Heel heel lang geleden zag ik er heel anders uit. Trap hier de open deur in. Maar steden ook. Zo zelfs dat ik in een andere stad was dan waar ik meestal in verbleef, dat was toen Breda, en nu waren we in Den Haag geloof ik. Mijn geheugen is nooit goed geweest, maar daar gaat deze column niet over. In Breda was een boekwinkel die vast een naam had en die zelfde naam had de boekhandel in Den Haag. Gelovig als ik ben dacht ik: als ik nu in Den Haag die winkel inga dan kan ik er in Breda weer uitstappen, dat scheelt reistijd. Of woorden van gelijke strekking sprak ik tegen mijn toen heerachtige echtgenoot. Hij vond het belachelijk. Wat jammer was, want zo kon ik niets bewijzen. Tenslotte moest hij er ook in geloven want anders werkte het niet. Kortom, zijn schuld haha.
Tegenwoordig weet je niet meer waar je welke winkel dan ook instapt en in welke stad je uitkomt. Alle winkels zijn hetzelfde en hoe vind je dan de weg naar huis? Erger nog. Waarom niet gewoon thuisblijven als alles overal hetzelfde is? Dat scheelt geld en reistijd.
Hoe is dat nu zo gekomen? Is dat een bijverschijnsel van de euro? Geld is nu ook overal hetzelfde. Waardeloze leenproducten van rijke speculanten en valse bankiers die allemaal met grote winsten weten weg te komen. Probeert u ook de krant te begrijpen?
Dat vreemde eenvormige geld, daar is ook wat mee. Wij zijn helemaal niet de baas. De banken zijn de werkelijke heersers. Griekenland heeft te veel schulden, zeggen ze. Hoe kan dat? Van wie hebben ze dan geleend? En nu moeten andere landen hetzelfde geld, euro’s namelijk, lenen bij wie dan? En alle landen moeten (van wie dan? o, van ons) dat geleende geld aan Griekenland uitlenen met rente. Want wij willen er wel op verdienen, want wij hebben het ook niet.
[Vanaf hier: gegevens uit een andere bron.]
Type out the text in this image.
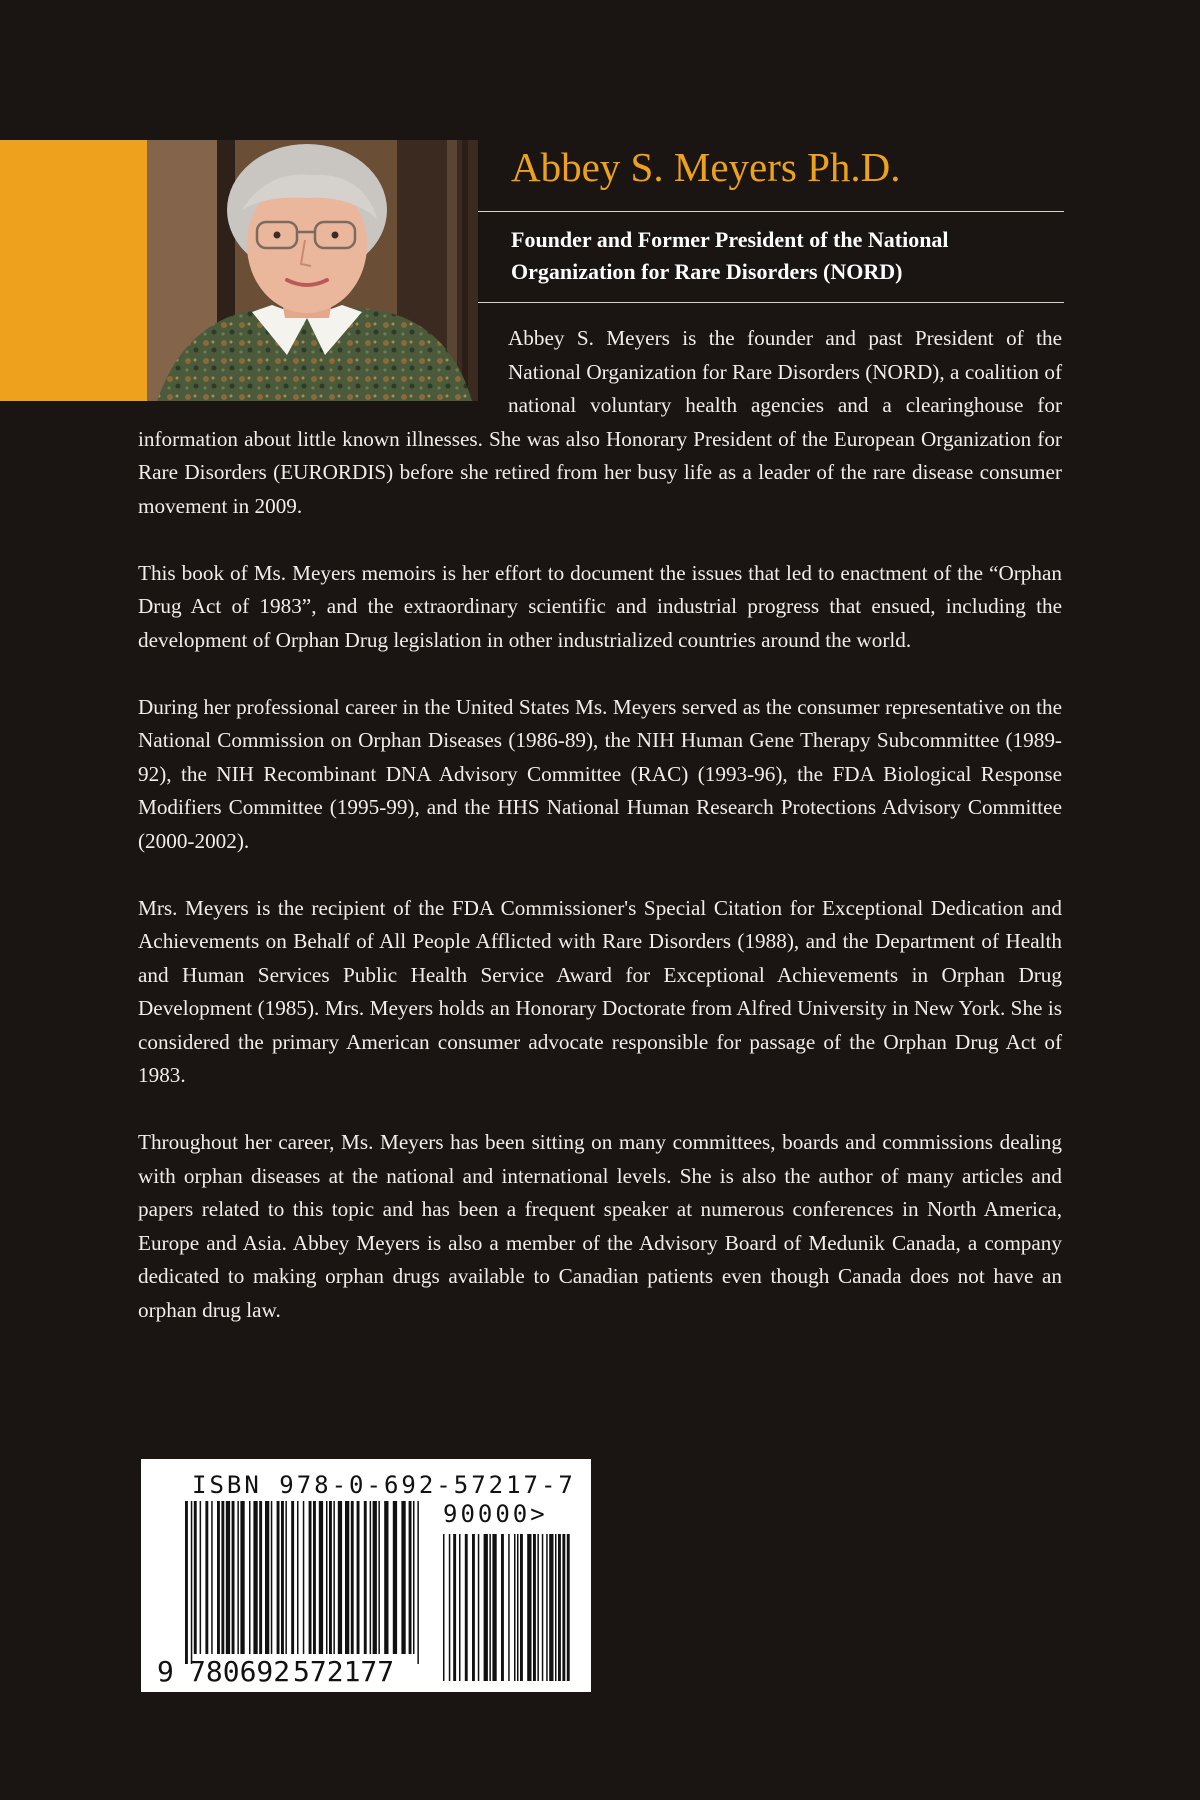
Abbey S. Meyers Ph.D.
Founder and Former President of the National Organization for Rare Disorders (NORD)

Abbey S. Meyers is the founder and past President of the National Organization for Rare Disorders (NORD), a coalition of national voluntary health agencies and a clearinghouse for information about little known illnesses. She was also Honorary President of the European Organization for Rare Disorders (EURORDIS) before she retired from her busy life as a leader of the rare disease consumer movement in 2009.

This book of Ms. Meyers memoirs is her effort to document the issues that led to enactment of the “Orphan Drug Act of 1983”, and the extraordinary scientific and industrial progress that ensued, including the development of Orphan Drug legislation in other industrialized countries around the world.

During her professional career in the United States Ms. Meyers served as the consumer representative on the National Commission on Orphan Diseases (1986-89), the NIH Human Gene Therapy Subcommittee (1989-92), the NIH Recombinant DNA Advisory Committee (RAC) (1993-96), the FDA Biological Response Modifiers Committee (1995-99), and the HHS National Human Research Protections Advisory Committee (2000-2002).

Mrs. Meyers is the recipient of the FDA Commissioner's Special Citation for Exceptional Dedication and Achievements on Behalf of All People Afflicted with Rare Disorders (1988), and the Department of Health and Human Services Public Health Service Award for Exceptional Achievements in Orphan Drug Development (1985). Mrs. Meyers holds an Honorary Doctorate from Alfred University in New York. She is considered the primary American consumer advocate responsible for passage of the Orphan Drug Act of 1983.

Throughout her career, Ms. Meyers has been sitting on many committees, boards and commissions dealing with orphan diseases at the national and international levels. She is also the author of many articles and papers related to this topic and has been a frequent speaker at numerous conferences in North America, Europe and Asia. Abbey Meyers is also a member of the Advisory Board of Medunik Canada, a company dedicated to making orphan drugs available to Canadian patients even though Canada does not have an orphan drug law.

ISBN 978-0-692-57217-7
90000>
9 780692 572177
Maar als Griekenland het wel direct zou kunnen lenen dan was het minder duur. En die corruptie in Griekenland, daar heeft niemand het over. Daarom gingen die woedende Grieken schreeuwend de straat op. Maar, ja maar. Nee, daar gaat het niet over. We hebben hetzelfde geld, we moeten hetzelfde, allemaal dezelfde winkels allemaal hetzelfde eten, allemaal schulden. De arme mensen armer, de rijke rijker. Van wie moet dat dan? Moet dat van die leuke evenementen de Giro, de Voetbalmania, de Toppers, de Tappers, de drankwinkels, wie bepaalt alles eigenlijk? De koningin met haar zaklopende, koekhappende, zwakzinnige onderdanen? Of dat geweldige IMF? En wie zijn dat dan? Welke heren, welke op elkaar lijkende gelijkvormige driedelig grijze griezels die onze levens bepalen? Daar gaat de tv niet over. Daar spreekt de radio niet van. En de kranten doen in beursberichten. Ben ik dan de enige gek die er niets van begrijpt? Je schijnt te kunnen speculeren op dingen die mislukken en daar dikke poen mee verdienen. Hoe kan dat? Je kunt opties nemen op van alles en geld maken met dingen die je niet kunt aanraken. Geen wonder dat ze de schoonmakers geen 2% loonsverhoging willen geven. Nebbisj, 20 cent per uur extra. Bankiers kregen, hoeveel was het, 17% loonsverhoging omdat de bonussen iets minder werden. Dat is iets heel anders. Natuurlijk. Schoonmakers hebben te maken met tastbare dingen. Stinkende dingen. Viezigheid. Laaggeschoolden, hè. De hoogopgeleide smerigheid van de bankiers is sneeuwwit en geurig tenslotte.
Nu ben ik niet meer jong, maar nog net zo’n dwarse vragensteller als toen.